Truffé de stéréotypes et comportant quelques longueurs, Heartbreak Ridge possède néanmoins de nombreux moments d’anthologie, principalement lors de l’entrainement de ce commando indiscipliné et insubordonné : les scènes des t-shirts et l’arrivée du Suédois sont des passages incontournables. Il faut retenir également la première séquence dans la prison et la bagarre du sergent avec un type qui fait penser à Wolf de L’évadé d’Alcatraz, ainsi que le combat dans la fosse contre Powers, qui solde les comptes. Excellent de cynisme eastwoodien est la façon avec laquelle Highway achève dans le dos un ennemi sur Grenade, le retourne et prend un cigare de la poche du macchabée : « Cubans, hmm». Highway n’hésite pas à passer outre les ordres de ses supérieurs et à tirer au-dessus de la tête de ses hommes avec des balles réelles (c’est une autre grande scène du film assortie d’une réplique qui rappelle la culte de Dirty Harry) : « This is the AK-47 assault rifle, the preferred weapon of your enemy; and it makes a distinctive sound when fired at you, so remember it. » [C'est le fusil d'assaut AK-47, l'arme préférée de votre ennemi ; Et il fait un bruit distinctif lorsqu'on vous dire dessus, ne l’oubliez pas.]
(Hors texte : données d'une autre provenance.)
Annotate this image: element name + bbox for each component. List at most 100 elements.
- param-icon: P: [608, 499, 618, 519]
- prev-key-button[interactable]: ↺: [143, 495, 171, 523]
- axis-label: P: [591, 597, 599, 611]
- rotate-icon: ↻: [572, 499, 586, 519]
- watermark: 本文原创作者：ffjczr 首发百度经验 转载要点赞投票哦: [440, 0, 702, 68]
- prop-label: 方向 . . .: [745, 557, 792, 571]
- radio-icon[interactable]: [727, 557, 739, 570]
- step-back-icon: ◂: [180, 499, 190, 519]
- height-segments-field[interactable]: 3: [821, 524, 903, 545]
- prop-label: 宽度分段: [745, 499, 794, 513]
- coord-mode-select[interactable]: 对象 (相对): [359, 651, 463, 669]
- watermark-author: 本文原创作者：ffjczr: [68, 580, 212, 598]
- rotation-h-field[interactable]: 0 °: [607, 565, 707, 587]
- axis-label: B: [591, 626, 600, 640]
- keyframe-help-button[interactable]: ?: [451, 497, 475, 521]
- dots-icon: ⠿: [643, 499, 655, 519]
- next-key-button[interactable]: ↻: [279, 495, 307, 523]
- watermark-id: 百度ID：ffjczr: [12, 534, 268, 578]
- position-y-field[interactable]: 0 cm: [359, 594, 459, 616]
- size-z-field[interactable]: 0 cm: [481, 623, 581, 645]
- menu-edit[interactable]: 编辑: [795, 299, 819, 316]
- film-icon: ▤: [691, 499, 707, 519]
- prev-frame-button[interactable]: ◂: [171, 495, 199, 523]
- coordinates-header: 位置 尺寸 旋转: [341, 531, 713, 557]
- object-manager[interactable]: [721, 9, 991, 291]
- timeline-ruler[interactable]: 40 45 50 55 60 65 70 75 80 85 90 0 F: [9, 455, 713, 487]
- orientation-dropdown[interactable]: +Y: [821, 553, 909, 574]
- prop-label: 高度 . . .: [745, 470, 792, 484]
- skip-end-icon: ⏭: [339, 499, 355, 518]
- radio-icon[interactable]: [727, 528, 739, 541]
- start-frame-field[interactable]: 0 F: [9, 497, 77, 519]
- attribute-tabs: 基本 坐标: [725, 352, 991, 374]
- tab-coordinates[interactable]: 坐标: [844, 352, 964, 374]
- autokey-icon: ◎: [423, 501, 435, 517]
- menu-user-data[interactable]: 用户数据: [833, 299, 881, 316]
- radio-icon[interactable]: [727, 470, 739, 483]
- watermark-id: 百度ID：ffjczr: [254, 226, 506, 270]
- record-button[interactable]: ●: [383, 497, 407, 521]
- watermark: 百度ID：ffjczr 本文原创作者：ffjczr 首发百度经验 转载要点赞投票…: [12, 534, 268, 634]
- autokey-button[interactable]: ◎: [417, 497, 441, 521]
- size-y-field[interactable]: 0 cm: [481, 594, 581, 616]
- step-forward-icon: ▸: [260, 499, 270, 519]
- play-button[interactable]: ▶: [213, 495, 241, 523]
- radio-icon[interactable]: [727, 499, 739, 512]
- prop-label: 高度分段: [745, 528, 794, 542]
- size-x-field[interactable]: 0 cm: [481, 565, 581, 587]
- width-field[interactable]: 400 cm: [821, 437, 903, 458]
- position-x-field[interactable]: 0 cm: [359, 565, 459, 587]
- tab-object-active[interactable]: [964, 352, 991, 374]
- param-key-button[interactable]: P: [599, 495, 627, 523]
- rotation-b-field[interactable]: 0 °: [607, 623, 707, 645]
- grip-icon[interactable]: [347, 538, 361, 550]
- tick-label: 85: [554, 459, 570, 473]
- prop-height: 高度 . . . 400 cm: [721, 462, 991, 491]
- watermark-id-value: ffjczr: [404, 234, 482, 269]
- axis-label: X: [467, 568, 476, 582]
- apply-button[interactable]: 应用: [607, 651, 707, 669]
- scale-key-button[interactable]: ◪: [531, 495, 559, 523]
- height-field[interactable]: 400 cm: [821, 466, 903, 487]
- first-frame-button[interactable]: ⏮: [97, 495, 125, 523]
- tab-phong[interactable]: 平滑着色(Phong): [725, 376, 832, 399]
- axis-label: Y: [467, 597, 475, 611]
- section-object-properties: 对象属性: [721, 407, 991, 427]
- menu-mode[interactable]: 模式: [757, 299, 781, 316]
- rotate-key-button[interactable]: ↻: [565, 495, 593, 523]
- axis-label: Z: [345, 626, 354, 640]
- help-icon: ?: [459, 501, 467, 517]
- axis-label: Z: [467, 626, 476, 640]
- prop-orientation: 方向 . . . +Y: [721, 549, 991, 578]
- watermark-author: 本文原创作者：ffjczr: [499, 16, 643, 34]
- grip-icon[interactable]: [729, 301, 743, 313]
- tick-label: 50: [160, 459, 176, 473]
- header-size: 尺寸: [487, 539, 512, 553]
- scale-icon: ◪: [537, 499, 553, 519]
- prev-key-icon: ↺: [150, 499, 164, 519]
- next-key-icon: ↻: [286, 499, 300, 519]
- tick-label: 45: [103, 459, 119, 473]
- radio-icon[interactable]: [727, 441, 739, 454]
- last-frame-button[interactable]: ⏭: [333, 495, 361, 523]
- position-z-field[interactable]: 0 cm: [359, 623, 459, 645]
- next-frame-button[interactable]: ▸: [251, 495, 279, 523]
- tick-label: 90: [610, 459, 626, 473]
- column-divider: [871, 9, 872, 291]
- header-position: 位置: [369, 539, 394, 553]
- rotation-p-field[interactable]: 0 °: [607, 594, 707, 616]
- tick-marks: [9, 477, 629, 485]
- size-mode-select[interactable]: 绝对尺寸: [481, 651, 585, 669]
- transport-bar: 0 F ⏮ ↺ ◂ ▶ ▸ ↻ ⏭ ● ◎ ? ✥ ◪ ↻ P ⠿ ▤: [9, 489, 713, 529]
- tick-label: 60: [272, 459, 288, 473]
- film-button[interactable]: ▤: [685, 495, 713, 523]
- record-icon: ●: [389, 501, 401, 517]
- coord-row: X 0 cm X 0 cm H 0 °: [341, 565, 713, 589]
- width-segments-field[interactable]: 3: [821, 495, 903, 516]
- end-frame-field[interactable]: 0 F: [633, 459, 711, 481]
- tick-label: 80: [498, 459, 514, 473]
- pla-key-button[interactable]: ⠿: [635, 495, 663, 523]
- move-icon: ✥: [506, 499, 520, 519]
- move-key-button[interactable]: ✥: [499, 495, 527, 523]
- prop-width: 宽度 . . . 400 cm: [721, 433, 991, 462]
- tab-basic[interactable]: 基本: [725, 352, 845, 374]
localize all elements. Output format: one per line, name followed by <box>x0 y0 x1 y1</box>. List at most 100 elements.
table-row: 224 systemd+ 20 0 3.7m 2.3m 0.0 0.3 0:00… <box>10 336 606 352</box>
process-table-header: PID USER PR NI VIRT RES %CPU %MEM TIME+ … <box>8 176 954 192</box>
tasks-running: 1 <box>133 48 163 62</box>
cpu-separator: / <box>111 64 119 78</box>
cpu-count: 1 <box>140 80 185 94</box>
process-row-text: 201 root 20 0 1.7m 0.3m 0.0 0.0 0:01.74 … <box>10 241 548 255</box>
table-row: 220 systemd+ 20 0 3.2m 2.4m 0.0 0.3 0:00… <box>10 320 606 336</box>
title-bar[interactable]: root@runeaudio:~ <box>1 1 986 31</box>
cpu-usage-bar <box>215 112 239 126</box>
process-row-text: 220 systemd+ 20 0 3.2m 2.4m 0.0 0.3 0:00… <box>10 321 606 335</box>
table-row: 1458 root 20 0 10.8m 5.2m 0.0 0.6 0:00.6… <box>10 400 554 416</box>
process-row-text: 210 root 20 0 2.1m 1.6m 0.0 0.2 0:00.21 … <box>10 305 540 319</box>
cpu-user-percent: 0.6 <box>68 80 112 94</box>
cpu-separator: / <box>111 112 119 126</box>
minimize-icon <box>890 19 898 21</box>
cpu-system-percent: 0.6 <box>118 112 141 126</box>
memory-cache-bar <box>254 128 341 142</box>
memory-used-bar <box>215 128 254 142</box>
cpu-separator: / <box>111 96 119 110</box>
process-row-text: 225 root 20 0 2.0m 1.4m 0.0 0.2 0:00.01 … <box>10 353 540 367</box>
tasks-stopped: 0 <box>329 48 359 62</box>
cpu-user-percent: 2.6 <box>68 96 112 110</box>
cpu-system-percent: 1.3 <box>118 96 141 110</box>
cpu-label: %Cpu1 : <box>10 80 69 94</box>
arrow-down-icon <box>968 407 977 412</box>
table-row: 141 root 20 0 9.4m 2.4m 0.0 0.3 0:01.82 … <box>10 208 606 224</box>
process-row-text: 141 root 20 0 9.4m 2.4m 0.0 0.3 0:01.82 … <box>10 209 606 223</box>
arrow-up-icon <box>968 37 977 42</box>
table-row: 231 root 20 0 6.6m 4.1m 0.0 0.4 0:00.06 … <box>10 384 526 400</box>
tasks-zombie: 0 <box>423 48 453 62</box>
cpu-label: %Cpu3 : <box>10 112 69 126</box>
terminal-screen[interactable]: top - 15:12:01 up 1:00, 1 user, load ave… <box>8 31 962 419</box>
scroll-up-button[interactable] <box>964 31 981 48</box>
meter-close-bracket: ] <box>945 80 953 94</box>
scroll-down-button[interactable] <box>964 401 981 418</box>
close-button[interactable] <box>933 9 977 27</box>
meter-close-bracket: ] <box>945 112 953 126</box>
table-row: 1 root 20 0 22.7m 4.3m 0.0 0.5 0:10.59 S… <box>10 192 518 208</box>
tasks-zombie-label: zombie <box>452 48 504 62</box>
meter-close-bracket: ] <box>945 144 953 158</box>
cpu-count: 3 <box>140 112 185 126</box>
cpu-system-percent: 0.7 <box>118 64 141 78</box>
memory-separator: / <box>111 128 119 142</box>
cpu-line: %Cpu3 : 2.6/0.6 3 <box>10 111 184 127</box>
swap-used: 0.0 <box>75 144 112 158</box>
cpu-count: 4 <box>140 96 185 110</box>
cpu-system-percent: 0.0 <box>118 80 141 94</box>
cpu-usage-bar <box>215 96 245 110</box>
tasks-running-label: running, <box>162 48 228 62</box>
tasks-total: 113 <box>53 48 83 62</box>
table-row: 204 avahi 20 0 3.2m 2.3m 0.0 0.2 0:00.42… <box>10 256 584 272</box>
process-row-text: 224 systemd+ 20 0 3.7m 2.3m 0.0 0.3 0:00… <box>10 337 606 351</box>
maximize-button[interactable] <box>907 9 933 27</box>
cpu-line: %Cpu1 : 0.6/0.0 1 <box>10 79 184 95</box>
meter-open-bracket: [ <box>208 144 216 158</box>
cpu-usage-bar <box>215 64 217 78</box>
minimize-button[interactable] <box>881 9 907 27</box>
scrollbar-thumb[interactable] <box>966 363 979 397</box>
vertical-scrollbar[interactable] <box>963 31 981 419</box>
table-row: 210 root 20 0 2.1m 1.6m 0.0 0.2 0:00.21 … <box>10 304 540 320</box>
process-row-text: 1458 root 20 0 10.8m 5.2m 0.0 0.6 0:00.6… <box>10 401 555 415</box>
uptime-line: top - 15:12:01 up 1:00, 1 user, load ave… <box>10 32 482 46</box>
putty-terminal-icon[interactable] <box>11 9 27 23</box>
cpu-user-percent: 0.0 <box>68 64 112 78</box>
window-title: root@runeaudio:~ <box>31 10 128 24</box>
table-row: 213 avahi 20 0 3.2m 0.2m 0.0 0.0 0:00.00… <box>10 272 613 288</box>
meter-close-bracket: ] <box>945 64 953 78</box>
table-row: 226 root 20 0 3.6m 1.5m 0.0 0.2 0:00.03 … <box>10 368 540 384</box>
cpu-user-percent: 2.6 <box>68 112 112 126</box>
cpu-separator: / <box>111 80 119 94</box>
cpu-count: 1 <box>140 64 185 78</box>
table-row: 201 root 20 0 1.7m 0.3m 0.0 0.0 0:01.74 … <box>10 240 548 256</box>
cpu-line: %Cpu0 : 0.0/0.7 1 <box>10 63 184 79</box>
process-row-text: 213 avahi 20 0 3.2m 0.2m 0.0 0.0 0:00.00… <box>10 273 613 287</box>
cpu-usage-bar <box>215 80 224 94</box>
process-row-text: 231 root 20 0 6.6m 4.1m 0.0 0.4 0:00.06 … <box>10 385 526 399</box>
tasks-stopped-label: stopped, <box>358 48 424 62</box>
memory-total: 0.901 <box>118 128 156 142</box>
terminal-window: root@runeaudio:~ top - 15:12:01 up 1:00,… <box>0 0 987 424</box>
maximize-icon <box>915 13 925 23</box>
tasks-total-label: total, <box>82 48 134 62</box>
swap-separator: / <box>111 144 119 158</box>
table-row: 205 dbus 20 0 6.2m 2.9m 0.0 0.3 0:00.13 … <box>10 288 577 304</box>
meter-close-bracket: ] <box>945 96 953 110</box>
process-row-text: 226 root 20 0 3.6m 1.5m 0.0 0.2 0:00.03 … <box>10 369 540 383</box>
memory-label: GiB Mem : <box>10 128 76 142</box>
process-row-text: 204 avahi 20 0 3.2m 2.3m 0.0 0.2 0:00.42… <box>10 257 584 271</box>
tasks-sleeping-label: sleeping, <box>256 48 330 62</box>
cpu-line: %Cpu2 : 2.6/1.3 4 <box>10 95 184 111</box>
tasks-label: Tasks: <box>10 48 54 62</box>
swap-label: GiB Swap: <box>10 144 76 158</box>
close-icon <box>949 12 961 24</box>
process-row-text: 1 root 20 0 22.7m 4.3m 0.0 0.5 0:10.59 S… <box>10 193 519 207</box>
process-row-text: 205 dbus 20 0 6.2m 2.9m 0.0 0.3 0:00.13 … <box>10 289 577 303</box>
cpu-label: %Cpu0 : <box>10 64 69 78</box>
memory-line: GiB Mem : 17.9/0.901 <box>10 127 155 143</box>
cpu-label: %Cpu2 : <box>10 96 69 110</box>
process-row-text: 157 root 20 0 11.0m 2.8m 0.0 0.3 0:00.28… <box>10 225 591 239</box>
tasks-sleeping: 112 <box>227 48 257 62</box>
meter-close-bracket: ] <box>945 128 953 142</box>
Passons maintenant à ces fameuses tirades au vocabulaire bien senti – le plus souvent vulgaire - qui font, osons le dire, l’attraction du film. Maintenant, cela ferait monter sur leurs grands chevaux tout un tas d’organisations à la noix, mais à l’époque, on pouvait en rire sans se cacher. Quelques-unes des répliques sont cultes chez les Américains et font partie de leur quotidien, comme du Shakespeare. Les plus connues du Maitre de guerre sont, pour commencer, la longue tirade d’Highway/Eastwood qui prend connaissance du bataillon, avec un début prometteur : « My name's Gunnery Sergeant Highway and I've drunk more beer, pissed more blood, banged more quiff and busted more ass that all of you numb nuts put together. » et une fin sans équivoque : « At 6:00 tomorrow your ass is mine », traduit en VF par : « vous êtes à ma pogne », ce qui est moins porteur. Mais comment peut-on traduire ces répliques fumeuses dont une, au hasard, me revient à l’esprit : « Then the shit hits the fan. ». Il faut visualiser ! Le réveil du lendemain matin (à 5 heures et pas 6 !) n’est pas en reste : « Drop your cocks and grab your socks! Off your ass and on your feet. Let's move. You're Marines now. You adapt. You overcome. You improvise. Let's move. Four minutes! We move swift. We move silent. We move deadly. » Ce film catalogua l’acteur dans la catégorie réac indécrottable par tous les bobos au crâne bas. Certes, les dialogues ne volent pas haut, la morale macho et sexiste est caricaturée au possible, mais le tout est ironique et Clint Eastwood est impérial, même si le reste de la distribution est à oublier.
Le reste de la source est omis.